The Bespoke Tailors' Benevolent Association is a charity supporting journeyman tailors no longer able to work due to blindness, illness or old age, and those tailors' spouses. As of 2022, it was run by ten trustees and 15 volunteers.

==History==
It was formed on 10 February 1837 as the Benevolent Institution for the Relief of Aged and Infirm Journeymen Tailors. Its founder and first president was a successful West End tailor named John Stultz. It purchased land at the south end of Queens Crescent, just off Haverstock Hill in north London, where between 1842 and 1843 it built the Tailors' Asylum. This consisted of ten almshouses (the southernmost of which was occupied by the chaplain) and a central chapel consecrated by Charles James Blomfield, Bishop of London, all in brick and stone in the neo-Gothic style designed by T Meyer. On 6 July 1859 it was granted a royal charter.

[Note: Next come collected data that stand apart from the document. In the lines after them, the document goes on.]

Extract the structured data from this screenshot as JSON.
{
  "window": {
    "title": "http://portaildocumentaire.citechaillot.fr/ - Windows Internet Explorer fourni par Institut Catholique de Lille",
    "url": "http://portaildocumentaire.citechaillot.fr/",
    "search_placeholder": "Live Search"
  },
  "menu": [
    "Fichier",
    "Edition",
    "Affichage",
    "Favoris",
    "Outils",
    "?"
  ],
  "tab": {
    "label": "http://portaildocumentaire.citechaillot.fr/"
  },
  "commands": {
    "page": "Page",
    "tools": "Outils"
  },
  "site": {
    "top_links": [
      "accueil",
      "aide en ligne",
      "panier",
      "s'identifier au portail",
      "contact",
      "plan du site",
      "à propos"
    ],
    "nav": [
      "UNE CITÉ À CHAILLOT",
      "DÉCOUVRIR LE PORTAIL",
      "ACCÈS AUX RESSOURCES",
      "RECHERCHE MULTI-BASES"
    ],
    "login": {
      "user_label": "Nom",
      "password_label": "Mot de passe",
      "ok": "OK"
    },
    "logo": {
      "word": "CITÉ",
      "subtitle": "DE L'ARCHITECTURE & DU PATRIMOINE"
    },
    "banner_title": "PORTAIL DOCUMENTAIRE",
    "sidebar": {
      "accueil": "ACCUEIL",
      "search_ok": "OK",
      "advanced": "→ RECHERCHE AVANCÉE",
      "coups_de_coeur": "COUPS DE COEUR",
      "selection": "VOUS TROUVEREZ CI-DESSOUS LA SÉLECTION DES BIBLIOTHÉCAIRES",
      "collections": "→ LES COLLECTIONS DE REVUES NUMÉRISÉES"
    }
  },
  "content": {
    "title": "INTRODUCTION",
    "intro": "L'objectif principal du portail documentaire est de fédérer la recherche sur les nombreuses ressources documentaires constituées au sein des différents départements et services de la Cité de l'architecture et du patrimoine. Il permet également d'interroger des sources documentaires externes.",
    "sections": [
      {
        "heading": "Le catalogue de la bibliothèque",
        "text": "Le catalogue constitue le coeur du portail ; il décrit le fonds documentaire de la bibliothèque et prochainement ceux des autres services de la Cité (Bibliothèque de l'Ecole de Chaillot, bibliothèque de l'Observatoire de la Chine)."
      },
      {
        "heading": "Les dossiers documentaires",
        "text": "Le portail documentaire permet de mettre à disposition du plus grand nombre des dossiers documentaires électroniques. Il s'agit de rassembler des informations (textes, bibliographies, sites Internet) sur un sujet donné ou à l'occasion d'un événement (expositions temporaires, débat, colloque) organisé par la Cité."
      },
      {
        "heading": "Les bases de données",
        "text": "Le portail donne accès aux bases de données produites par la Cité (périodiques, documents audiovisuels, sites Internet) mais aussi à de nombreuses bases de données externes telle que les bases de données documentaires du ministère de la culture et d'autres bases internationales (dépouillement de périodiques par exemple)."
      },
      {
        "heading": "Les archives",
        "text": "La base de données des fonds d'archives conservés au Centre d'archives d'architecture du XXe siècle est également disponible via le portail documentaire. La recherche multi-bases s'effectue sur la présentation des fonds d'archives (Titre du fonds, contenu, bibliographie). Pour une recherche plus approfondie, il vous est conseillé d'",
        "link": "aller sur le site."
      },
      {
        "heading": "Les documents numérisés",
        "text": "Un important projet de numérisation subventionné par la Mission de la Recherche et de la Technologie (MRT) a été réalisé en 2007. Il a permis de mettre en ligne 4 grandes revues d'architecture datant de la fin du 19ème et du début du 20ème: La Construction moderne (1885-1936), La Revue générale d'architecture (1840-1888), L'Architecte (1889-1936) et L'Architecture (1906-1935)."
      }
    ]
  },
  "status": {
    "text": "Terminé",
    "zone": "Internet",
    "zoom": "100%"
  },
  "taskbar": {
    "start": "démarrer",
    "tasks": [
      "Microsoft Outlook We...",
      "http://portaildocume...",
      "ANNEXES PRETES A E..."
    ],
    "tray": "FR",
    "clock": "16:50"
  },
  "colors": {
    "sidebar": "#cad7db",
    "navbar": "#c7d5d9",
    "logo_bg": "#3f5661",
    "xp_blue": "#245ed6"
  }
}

In 1937, the Institution sold off the site to the London County Council, which built council flats on it, though the charity moved to a new building in South Croydon and in 1952, to a third one in Wandsworth. They finally moved out of the Wandsworth site, which was rebuilt (but kept at the disposal of the tailoring trade) as Tailors' Court by the Shaftesbury Housing Association. The charity's records before 1965 are now at the London Metropolitan Archives.